Karnos touched him on the arm. “Well said, brother.” He set down his winecup. A young man in the black sigil-embroidered chiton of the Machran staff coughed politely behind him.

“Yes, Gersic?”

“Sir, counsellor Katullus requests that you meet with him at your convenience. He is -” “I know where he is, Gersic; tell him I’m on my way. And Gersic -”

“Sir?”

“How is his voice?”

The young man, dark and earnest and with a stitched-up stab wound on his arm, considered. “He can whisper, sir.”

“Good enough.” Karnos turned back to Kassander.

“It has come to something when I view Katullos as an ally, of like mind to myself.”

Kassander raised his winecup. “Being wounded and left for dead has done wonders for your reputation.”

“I should have done it years ago,” Karnos said.

A small, bare room, austere enough to satisfy even an ascetic like Katullos. There were no windows, and a single lamp burned by the bed. In a corner, the black cuirass sat upon its stand like a silent spirit, not a mark upon it, though Katullos had been at the very heart of the fighting.

The old man had taken an aichme to the throat. They had closed the wound with a hot iron and it blazed below his chin now like a second, purple-lipped mouth. His magnificent beard had been shorn off by the carnifex, and his face looked absurdly small without it. His skin was flushed with fever, but his eyes were clear. His big, mottled hands picked at his blanket ceaselessly as Karnos took a stool beside him.

“Lean close,” Katullos said, a zephyr almost drowned out by the sound of the rain outside and the rumbling from the assembly.

“Here.” A letter, folded and sealed. There had been three attempts at the seal before it had taken -he had done it himself.

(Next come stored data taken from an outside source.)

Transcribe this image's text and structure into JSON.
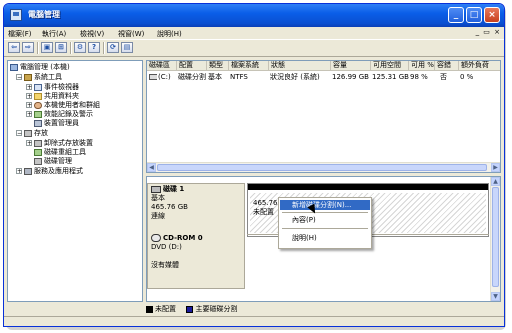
{
  "window": {
    "title": "電腦管理"
  },
  "titlebar_buttons": [
    "_",
    "□",
    "×"
  ],
  "menubar": {
    "items": [
      "檔案(F)",
      "執行(A)",
      "檢視(V)",
      "視窗(W)",
      "說明(H)"
    ],
    "mdi_controls": "_ ▭ ×"
  },
  "toolbar": {
    "buttons": [
      "back-arrow-icon",
      "forward-arrow-icon",
      "up-icon",
      "show-tree-icon",
      "properties-icon",
      "help-icon",
      "refresh-icon",
      "export-icon"
    ],
    "glyphs": [
      "⇦",
      "⇨",
      "▣",
      "⊞",
      "⚙",
      "?",
      "⟳",
      "▤"
    ]
  },
  "tree": {
    "items": [
      {
        "label": "電腦管理 (本機)",
        "icon": "computer-icon",
        "level": 0,
        "expander": ""
      },
      {
        "label": "系統工具",
        "icon": "tools-icon",
        "level": 1,
        "expander": "−"
      },
      {
        "label": "事件檢視器",
        "icon": "event-viewer-icon",
        "level": 2,
        "expander": "+"
      },
      {
        "label": "共用資料夾",
        "icon": "shared-folder-icon",
        "level": 2,
        "expander": "+"
      },
      {
        "label": "本機使用者和群組",
        "icon": "users-icon",
        "level": 2,
        "expander": "+"
      },
      {
        "label": "效能記錄及警示",
        "icon": "performance-icon",
        "level": 2,
        "expander": "+"
      },
      {
        "label": "裝置管理員",
        "icon": "device-manager-icon",
        "level": 2,
        "expander": ""
      },
      {
        "label": "存放",
        "icon": "storage-icon",
        "level": 1,
        "expander": "−"
      },
      {
        "label": "卸除式存放裝置",
        "icon": "removable-storage-icon",
        "level": 2,
        "expander": "+"
      },
      {
        "label": "磁碟重組工具",
        "icon": "defrag-icon",
        "level": 2,
        "expander": ""
      },
      {
        "label": "磁碟管理",
        "icon": "disk-management-icon",
        "level": 2,
        "expander": ""
      },
      {
        "label": "服務及應用程式",
        "icon": "services-icon",
        "level": 1,
        "expander": "+"
      }
    ]
  },
  "volume_list": {
    "columns": [
      "磁碟區",
      "配置",
      "類型",
      "檔案系統",
      "狀態",
      "容量",
      "可用空間",
      "可用 %",
      "容錯",
      "額外負荷"
    ],
    "rows": [
      [
        "(C:)",
        "磁碟分割",
        "基本",
        "NTFS",
        "狀況良好 (系統)",
        "126.99 GB",
        "125.31 GB",
        "98 %",
        "否",
        "0 %"
      ]
    ]
  },
  "disks": [
    {
      "name": "磁碟 1",
      "type": "基本",
      "size": "465.76 GB",
      "status": "連線",
      "partition": {
        "size": "465.76 GB",
        "status": "未配置"
      }
    },
    {
      "name": "CD-ROM 0",
      "type": "DVD (D:)",
      "size": "",
      "status": "沒有媒體"
    }
  ],
  "legend": {
    "unallocated": "未配置",
    "primary": "主要磁碟分割",
    "unallocated_color": "#000000",
    "primary_color": "#1a1a9a"
  },
  "context_menu": {
    "items": [
      "新增磁碟分割(N)...",
      "內容(P)",
      "說明(H)"
    ],
    "highlight_color": "#316ac5"
  }
}
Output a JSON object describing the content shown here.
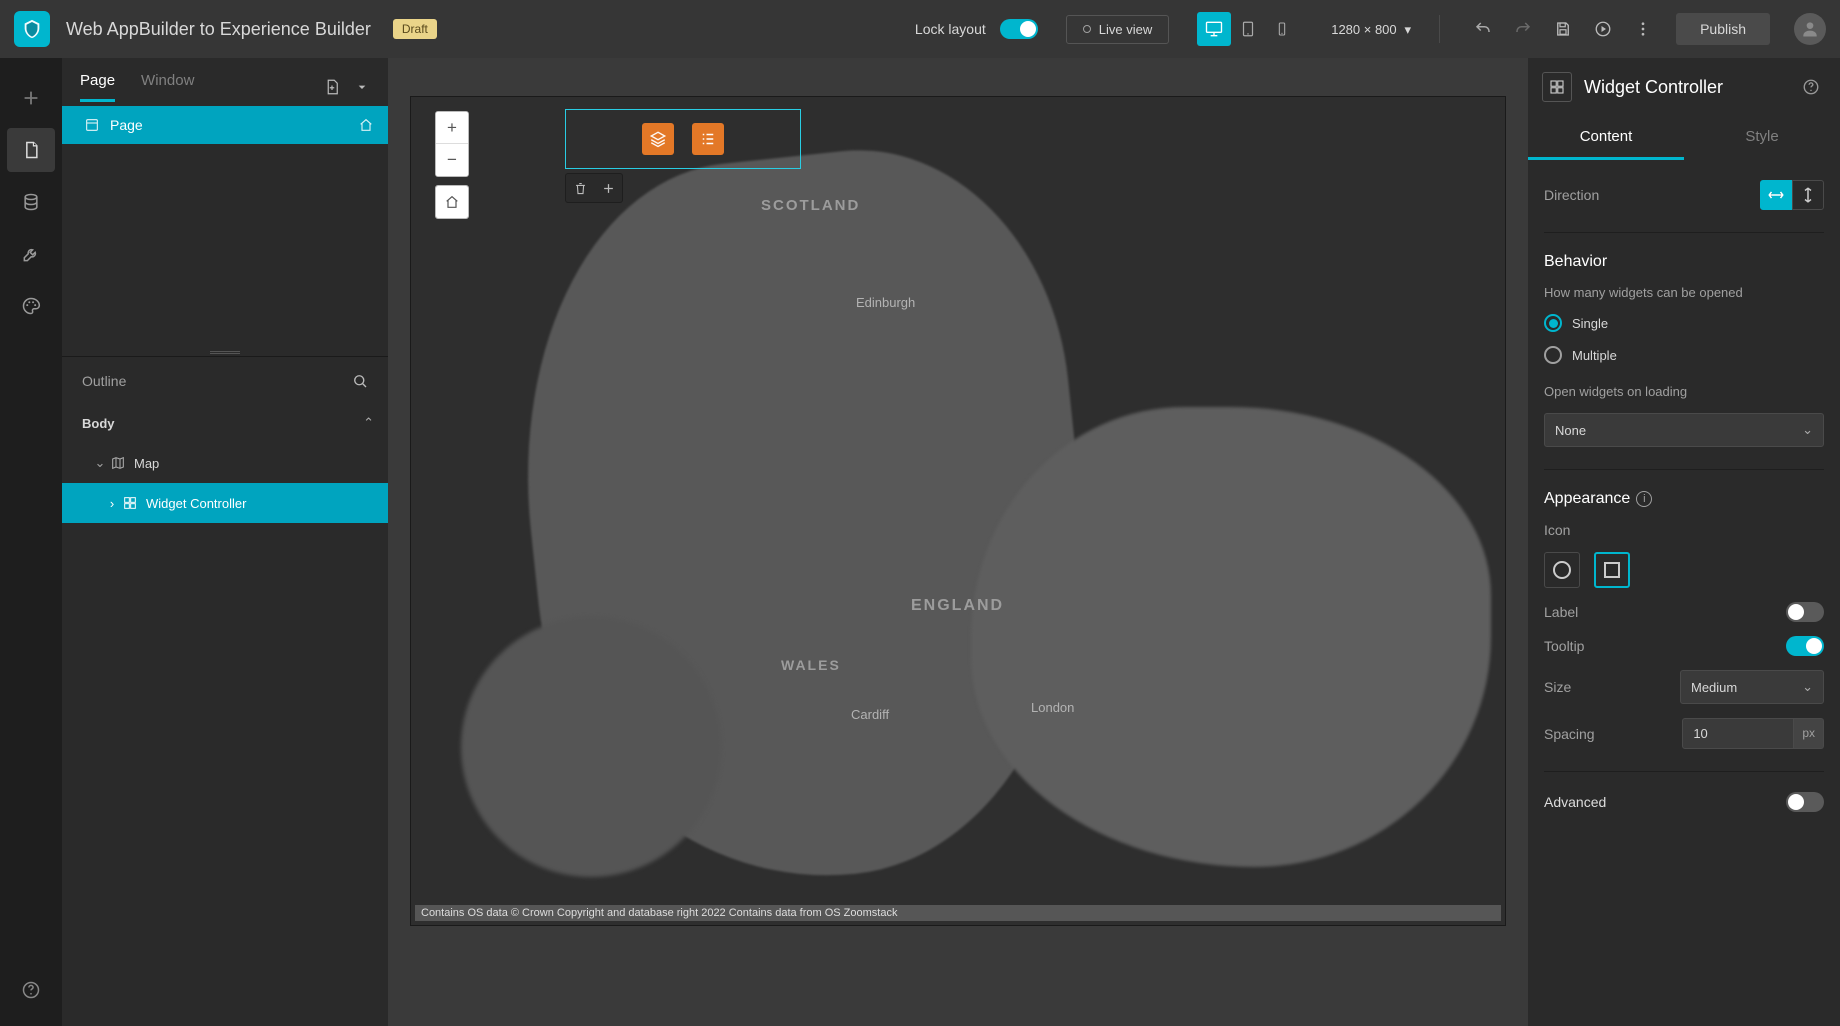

“For the Kerusia. It may help.”

“What does it say?”

Katullos smiled. “To trust you.”

Karnos sat back again, frowning, holding the letter like a trapped bird in his hand. “How do I know that? You have never been a friend to me, Katullos. I may break the seal and look.”

“Then it is worthless.”

“Better that than -”

“Trust me.” Spittle was leaking from the corner of the old man’s mouth. A few days before, he had led a mora into battle while wearing the Curse of God. Now he was reduced to this. Karnos felt a sting of pity.

“We have been adversaries all our public lives, you and I. What has changed?”

Again, the death’s head smile. “I once told you I would be there to cheer the day you fell. Now I see that to do so would be to cheer the fall of my own city. You did the right thing, fighting when you did. You had your blood spilled for Machran. You love the city as I do. I did not see it before. I thought you loved only your own ambition.”

“A man can love both.”

“No, Karnos, not now.” He coughed, a long wet rattle in his chest. Karnos could feel the heat radiating off him, as though his life were burning out in one last, guttering flare.

“Keep fighting,” Katullos rasped. “Machran must never surrender. This man means to make himself king of us all. If Machran falls, he will have his foot on our necks for a generation.” He sagged. “You see it – but not all men do.”

“I see it – I have known it a long time.”

“We were at cross purposes. I was wrong. You are Speaker of Machran; you speak for us all. Break him before our walls. No other city can do it.”

“We cannot face him in open battle again, Katullos. The League is falling apart.”

“The walls, Karnos. Hold the walls. Bleed him white. No-one can take Machran if men are on her walls, not even Corvus.”

Karnos took one of the big, restless hands in his own. A jet of pain ran through his shoulder as he leaned over the dying man in the bed.

“Katullos, you have my word on it.”

Katullos smiled again. “That is worth something -I know that now.”

“I’ll have you on the next wagon heading west -you’ll see the city again, I promise you.”

“I’ll be dead before then. But take me home, Karnos. Burn me at the Mithos River and scatter my ashes in the water. Carve my name on the catafalque of the Alcmoi.”

“It shall be done.”

“My cuirass – see it goes to my family.”

“I will.”

Katullos stared closely at him. “You are a disgrace to the Kerusia, a demagogue, a rake and a philanderer. But you are all we have. The rest are sheep.”